Все жаловались на бюрократизм и беспредел канадской иммиграционной службы, но поделать ничего не могли. Даже устроить скандал. Никакие обстоятельства не считались уважительными и не могли ускорить рассмотрение досье ─ ни рождение ребёнка, ни окончание срока мексиканской визы.
Порывшись для виду в бумагах на столе и заглянув в компьютер, чиновница объявила, что ответа на последний запрос пока нет. Я выслушивал это известие на протяжении шести месяцев и, не сдержавшись, поинтересовался, придёт ли ответ в течение ближайшего столетия.
Это было ошибкой. Некоторые категории людей (офицеры иммиграционных, таможенных и налоговых служб) не понимают юмора и относятся к нему крайне подозрительно. С ними не следует шутить, и не стоит им улыбаться. Нужно вести себя очень сдержанно и изъясняться односложными предложениями. Это единственный способ завоевать их нейтральное (положительного не бывает) к себе отношение. Проявление юмора вызывает у них раздражение, и тогда жди беды.
Голос чиновницы из прохладного осеннего ветерка превратился в ледяной зимний ветер, и служащая объявила, что ей об этом ничего не известно. Её слова на ходу превращались в сосульки и, падая на тяжёлый деревянный стол, с хрустальным звоном разбивались на десятки ледяных осколков.
После негостеприимного посольства всегда хотелось перекреститься и трижды плюнуть через левое плечо. Между нами говоря, и это не помогало. Поэтому я только поморщился и огляделся по сторонам.
По залитому солнцем асфальту скакали воробьи. Они клевали какие-то крошки и, судя по всему, были вполне довольны жизнью. Один из воробьёв ─ крупный самец с тёмно-коричневой грудкой ─ расставил крылья и, выпятив грудь, поскакал куда-то в сторону. Из-за угла резко вылетел велосипедист, стремительно вращающиеся колёса пронеслись мимо оставившего стаю и насиженное место воробья, и заднее колесо слегка задело его.
Слегка!
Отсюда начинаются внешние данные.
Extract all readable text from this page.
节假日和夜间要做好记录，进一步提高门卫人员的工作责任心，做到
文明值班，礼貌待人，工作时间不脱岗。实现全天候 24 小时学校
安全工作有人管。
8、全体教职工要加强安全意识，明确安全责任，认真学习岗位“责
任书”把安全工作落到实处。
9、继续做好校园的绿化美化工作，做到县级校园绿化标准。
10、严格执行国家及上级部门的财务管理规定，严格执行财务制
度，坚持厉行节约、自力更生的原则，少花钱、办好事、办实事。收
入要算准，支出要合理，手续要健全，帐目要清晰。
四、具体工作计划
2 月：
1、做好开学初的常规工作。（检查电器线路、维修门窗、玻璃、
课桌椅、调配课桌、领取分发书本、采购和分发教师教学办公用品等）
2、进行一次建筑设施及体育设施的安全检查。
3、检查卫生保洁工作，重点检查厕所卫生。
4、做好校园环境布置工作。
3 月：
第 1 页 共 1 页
Этого было достаточно, чтобы он, перевернувшись, отлетел к стене и слабо, затрепетал крыльями. Остальные, вспорхнув, высоко взлетели, описали в воздухе параболу и, спланировав на высокое дерево, пронзительно зачирикали, обсуждая это происшествие. Велосипедист промчался дальше. Воробьи почирикали и улетели искать овёс или ещё какую-то дрянь. У стенки приходил в себя незадачливый воробей, которому так не сиделось на месте…
Домой идти не хотелось. Слишком ярко светило солнышко, слишком оживлённо было на улице, а в большой коммунальной квартире на улице Букарелли сейчас заспанные, с остатками зубной пасты в уголках губ женщины гремят сковородками на общей кухне.
Поразмыслив о перспективах, я отправился в зоопарк. Это заведение находилось в каких-нибудь десяти минутах неторопливой ходьбы.